Во многих инстанциях — а сколько у меня их было, и высоких, и пониже, и всесильных, и послабее! — мне говорили (кто строго, кто с улыбкой), что давно пора сказать народу, по какую сторону баррикад я нахожусь. Как сказать? И подсказывали. Кто попрямее, кто более окольными путями, что вот, дескать, есть газеты, а в газету люди — и какие люди! пишут письма. А вы что же?
И вот тут мне остается только удивляться. Неужели кто-либо мог серьезно подумать, что порядочный человек может позволить себе включиться в этот позорный поток брани, который вылился на голову двух достойнейших людей нашей страны — Сахарова и Солженицына? Неужели такой ценой зарабатывается право работать и печататься? А ведь вам, уважаемый товарищ, говорили мне во всех инстанциях, с улыбкой или без улыбки, надо писать и писать. Читатель ждет не дождется, все в ваших руках…
И я могу ответить. Прямо и не лукавя. Нет, пусть лучше уж читатель обойдется без моих книг, он поймет, почему их не видно. Он, читатель, ждет. Но не пасквилей, не клеветы, он ждет правды. Я никогда не унижу своего читателя ложью. Мой читатель знает, что я писал иногда лучше, иногда хуже, но, говоря словами Твардовского, «… случалось, врал для смеха, никогда не лгал для лжи».
Но тут же сразу возникает другой вопрос. И куда посложнее. Писатель может не печататься, но не может не писать, не может молчать. Это его обязанность, это его долг. Но как его выполнить, когда в любую минуту вежливые люди с ордером могут к тебе войти и неостывшие листы того, что ты пишешь, забрать и унести?
У меня унесли недописанную еще работу — небольшую, но очень важную для меня — о Бабьем Яре, о трагедии сорок первого года, о том, как сровняли после войны с берегами овраг глубиной сорок метров, замыли его и чуть не забыли, а потом на месте расстрела поставили скромный камень, а памятника до сих пор нет; о том, как приходят туда люди с венками, цветами каждый год 29 сентября и какие события там происходят.
И вот рукопись унесли и альбом с моими фотографиями Бабьего Яра на всех этапах его замывания тоже унесли. И пленку тоже… Вернут ли? Не знаю… Рукопись я восстановлю. Опять придут, опять заберут. И так что же? До скончания века? А пленку? Сожгут?
Вот я и подошел к концу невеселых своих размышлений и подведения каких-то итогов. А друзья уезжают. И я их не отговариваю, хотя знаю, что у каждого есть своя (а может быть, у всех общая?) причина на столь решительный и, может быть, даже трагический шаг. Не отговариваю, хотя каждый из уехавших друзей — это отщипнутый от сердца кусочек. И не только твоего сердца, но и сердца России. Не отговариваю, а просто вытираю слезу. И задумываюсь. Очень крепко задумываюсь…

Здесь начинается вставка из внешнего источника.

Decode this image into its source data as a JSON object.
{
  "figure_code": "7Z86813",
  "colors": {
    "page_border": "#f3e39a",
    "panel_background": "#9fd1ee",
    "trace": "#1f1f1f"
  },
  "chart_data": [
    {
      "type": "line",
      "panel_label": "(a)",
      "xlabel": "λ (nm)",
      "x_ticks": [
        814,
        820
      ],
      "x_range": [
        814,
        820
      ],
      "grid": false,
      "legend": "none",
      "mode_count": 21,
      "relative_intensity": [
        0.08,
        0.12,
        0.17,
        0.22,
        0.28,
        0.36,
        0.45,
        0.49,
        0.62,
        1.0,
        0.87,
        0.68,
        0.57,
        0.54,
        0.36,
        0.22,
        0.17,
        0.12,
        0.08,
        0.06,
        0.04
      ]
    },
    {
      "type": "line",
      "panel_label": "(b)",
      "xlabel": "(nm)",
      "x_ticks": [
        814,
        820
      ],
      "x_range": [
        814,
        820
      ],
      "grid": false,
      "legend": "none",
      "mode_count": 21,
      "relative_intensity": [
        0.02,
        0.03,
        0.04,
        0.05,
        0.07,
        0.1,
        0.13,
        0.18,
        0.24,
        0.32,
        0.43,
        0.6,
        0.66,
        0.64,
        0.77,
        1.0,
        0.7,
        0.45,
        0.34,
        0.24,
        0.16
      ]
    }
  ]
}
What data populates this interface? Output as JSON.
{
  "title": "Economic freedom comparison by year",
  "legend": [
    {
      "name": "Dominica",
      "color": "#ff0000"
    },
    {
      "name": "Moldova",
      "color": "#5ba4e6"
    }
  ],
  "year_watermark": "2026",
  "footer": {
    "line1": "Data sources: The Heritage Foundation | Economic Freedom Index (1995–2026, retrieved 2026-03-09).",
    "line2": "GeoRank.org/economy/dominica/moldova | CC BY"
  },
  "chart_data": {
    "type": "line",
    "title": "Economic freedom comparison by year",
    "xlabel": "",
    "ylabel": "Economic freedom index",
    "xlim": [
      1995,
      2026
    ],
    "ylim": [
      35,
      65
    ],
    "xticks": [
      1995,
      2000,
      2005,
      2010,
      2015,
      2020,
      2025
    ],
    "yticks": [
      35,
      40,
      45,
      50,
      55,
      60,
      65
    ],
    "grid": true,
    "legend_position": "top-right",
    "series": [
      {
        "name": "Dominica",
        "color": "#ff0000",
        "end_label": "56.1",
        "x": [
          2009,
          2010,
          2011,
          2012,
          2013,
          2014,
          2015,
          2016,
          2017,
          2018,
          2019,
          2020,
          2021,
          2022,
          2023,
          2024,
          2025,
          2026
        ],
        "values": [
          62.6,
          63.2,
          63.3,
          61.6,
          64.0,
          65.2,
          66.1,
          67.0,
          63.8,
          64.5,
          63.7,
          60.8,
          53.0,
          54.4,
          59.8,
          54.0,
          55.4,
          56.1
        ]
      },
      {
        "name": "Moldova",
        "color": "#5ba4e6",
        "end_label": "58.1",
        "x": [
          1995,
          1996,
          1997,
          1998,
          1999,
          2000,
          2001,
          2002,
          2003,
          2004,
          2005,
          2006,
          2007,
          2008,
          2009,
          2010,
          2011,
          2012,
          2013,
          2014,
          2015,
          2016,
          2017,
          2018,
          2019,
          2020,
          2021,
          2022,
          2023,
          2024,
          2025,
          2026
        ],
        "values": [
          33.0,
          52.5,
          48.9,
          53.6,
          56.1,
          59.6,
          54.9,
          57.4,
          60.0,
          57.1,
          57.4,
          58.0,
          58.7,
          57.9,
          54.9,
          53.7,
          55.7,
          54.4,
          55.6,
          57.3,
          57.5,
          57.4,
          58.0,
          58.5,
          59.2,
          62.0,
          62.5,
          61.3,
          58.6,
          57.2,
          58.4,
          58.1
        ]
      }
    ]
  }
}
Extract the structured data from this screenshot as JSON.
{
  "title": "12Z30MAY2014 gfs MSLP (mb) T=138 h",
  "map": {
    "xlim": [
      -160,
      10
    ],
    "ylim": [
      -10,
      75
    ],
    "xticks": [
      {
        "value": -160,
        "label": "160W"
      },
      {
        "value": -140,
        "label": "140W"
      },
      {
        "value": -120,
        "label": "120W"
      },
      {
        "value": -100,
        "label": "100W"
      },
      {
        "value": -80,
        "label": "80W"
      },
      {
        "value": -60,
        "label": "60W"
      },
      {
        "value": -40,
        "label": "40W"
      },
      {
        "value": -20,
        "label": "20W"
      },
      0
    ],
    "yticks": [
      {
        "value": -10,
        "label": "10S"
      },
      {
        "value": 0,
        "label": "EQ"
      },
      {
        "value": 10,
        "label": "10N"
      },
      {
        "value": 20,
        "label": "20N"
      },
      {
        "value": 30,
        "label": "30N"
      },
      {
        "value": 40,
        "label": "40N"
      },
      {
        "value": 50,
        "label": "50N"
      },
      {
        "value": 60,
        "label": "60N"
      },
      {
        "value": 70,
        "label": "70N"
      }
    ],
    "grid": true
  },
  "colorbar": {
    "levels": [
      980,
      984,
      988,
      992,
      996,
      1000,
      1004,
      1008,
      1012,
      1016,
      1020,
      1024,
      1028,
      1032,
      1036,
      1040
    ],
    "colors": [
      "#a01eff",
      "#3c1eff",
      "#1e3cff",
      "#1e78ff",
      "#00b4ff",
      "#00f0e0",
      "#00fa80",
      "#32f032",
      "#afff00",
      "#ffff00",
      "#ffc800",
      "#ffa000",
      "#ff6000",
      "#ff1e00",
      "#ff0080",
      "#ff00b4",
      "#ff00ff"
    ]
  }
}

Кому это нужно? Стране? Государству? Народу? Не слишком ли щедро разбрасываемся мы людьми, которыми должны гордиться? Стали достоянием чужих культур художник Шагал, композитор Стравинский, авиаконструктор Сикорский, писатель Набоков. С кем же мы останемся? Ведь следователи из КГБ не напишут нам ни книг, ни картин, ни симфоний.
А насчет баррикад… Я на баррикадах никогда не сражался, но в окопах, и очень мелких, неполного профиля, сидел. И довольно долго. Я сражался за свою страну, за народ, за неизвестного мне мальчика Витю. Я надеялся, что Витя станет музыкантом, поэтом или просто человеком. Но не за то я сражался, чтобы этот выросший мальчик пришел ко мне с ордером, рылся в архивах, обыскивал приходящих и учил меня патриотизму на свой лад.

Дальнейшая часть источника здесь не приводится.